There is competition at the power forward position. While worrying about the fate of the starting point guard is premature in the preseason, it’s not too soon to slam the panic button for Donatas Motiejunas supporters. Motiejunas was the only really proven commodity heading into the preseason. He managed to stick with the roster and even start at points last season. Ideally basic defensive awareness and a familiarity with the NBA game should be observable. Unfortunately for Motiejunas, it’s conspicuously absent. Two players are currently vying for the power forward spot, though. Terrence Jones, the incumbent favorite over Motiejunas has played up to expectations. His game has looked smooth, high energy, and complementary to Dwight Howard. The dark horse candidate to keep an eye on is Omri Casspi. Casspi has had an electric start to the preseason and has most likely played his way onto a roster spot with a fair chunk of minutes.
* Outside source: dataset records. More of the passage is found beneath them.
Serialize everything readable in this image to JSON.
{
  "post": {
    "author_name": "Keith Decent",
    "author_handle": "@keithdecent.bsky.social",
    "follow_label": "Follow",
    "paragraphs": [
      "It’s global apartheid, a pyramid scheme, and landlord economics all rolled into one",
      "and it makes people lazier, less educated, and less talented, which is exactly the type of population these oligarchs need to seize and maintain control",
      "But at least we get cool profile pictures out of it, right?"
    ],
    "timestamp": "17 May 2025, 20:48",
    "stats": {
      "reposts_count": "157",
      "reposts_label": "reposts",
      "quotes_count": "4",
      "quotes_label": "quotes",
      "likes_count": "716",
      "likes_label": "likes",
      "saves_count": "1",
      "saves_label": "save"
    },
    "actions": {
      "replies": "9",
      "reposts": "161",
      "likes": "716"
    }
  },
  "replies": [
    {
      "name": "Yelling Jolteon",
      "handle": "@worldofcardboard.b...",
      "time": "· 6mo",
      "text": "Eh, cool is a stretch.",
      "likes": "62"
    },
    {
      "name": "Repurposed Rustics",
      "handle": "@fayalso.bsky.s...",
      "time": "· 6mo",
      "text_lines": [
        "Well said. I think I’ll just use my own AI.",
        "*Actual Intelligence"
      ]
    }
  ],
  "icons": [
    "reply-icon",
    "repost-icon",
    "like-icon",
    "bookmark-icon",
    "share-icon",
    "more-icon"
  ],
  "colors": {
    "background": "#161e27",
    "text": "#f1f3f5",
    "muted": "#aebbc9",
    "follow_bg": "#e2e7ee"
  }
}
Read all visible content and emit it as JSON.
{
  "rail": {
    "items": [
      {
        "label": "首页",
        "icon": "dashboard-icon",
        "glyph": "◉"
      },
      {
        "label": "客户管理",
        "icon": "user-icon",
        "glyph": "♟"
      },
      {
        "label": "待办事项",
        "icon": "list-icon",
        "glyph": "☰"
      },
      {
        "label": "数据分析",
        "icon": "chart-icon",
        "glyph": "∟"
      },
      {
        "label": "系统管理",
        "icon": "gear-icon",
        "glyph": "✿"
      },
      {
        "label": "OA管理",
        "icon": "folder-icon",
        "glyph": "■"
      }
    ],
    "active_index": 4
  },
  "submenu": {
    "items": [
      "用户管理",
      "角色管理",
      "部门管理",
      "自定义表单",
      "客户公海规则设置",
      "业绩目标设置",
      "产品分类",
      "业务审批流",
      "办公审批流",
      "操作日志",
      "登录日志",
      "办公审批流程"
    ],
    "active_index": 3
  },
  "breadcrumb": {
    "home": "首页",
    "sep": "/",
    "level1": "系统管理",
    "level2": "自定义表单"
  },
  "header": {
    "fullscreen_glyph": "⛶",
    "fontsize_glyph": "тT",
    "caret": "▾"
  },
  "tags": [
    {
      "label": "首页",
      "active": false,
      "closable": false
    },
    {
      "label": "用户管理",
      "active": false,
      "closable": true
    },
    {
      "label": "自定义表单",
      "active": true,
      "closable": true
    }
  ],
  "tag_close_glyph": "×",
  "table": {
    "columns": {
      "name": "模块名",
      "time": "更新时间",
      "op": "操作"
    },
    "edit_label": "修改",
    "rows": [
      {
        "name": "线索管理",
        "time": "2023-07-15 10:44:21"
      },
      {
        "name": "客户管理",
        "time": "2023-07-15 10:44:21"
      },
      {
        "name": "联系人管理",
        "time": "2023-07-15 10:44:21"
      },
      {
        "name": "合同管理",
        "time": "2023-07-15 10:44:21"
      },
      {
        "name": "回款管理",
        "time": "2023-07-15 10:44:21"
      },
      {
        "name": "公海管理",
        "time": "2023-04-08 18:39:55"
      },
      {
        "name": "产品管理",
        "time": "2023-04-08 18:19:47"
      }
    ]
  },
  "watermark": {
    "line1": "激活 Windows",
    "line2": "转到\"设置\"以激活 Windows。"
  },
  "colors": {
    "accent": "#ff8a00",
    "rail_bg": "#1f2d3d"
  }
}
Omer Asik continues to deal with a lingering calf injury (strain). Greg Smith has been out of the preseason so far with a hip injury as well. The best chance for the Rockets to really evaluate tough pairings with Howard was left behind in Asia, however. The Asik/Howard front court idea has been tossed around as a way to placate Asik’s deserved spot as a starter and Howard’s warranted spot as a superstar (Yes, superstar). Greg Smith, at the very least, could’ve been a sufficient analog for Omer Asik in that Asik’s offensive game is only nominally more refined than Asik’s. More importantly, you can extrapolate how Asik would have succeeded defensively based on Smith’s lapses. Rebounding-wise the two are analogous. Unfortunately Rockets fans are left scratching their head as to the possible impact of a Rockets lineup featuring Howard and Asik. If Houston hopes to compete against the likes of the Pacers and the Memphis Grizzlies then their first look at a twin towers lineup needs to come before the regular season.
The trip to Asia showed the Rockets sporting smiles along with championship caliber cohesion. The most notable story worth a laugh is Chandler Parsons’ new nickname; Gao fu shuai. Loosely translated it means “tall, rich, and handsome.” You’d be hard pressed to find people in Red Nation who disagree with such an assessment. The most important thing to take away from the smiles and laughs though, is that this team’s chemistry is already clicking and the culture in Houston looks primed for success.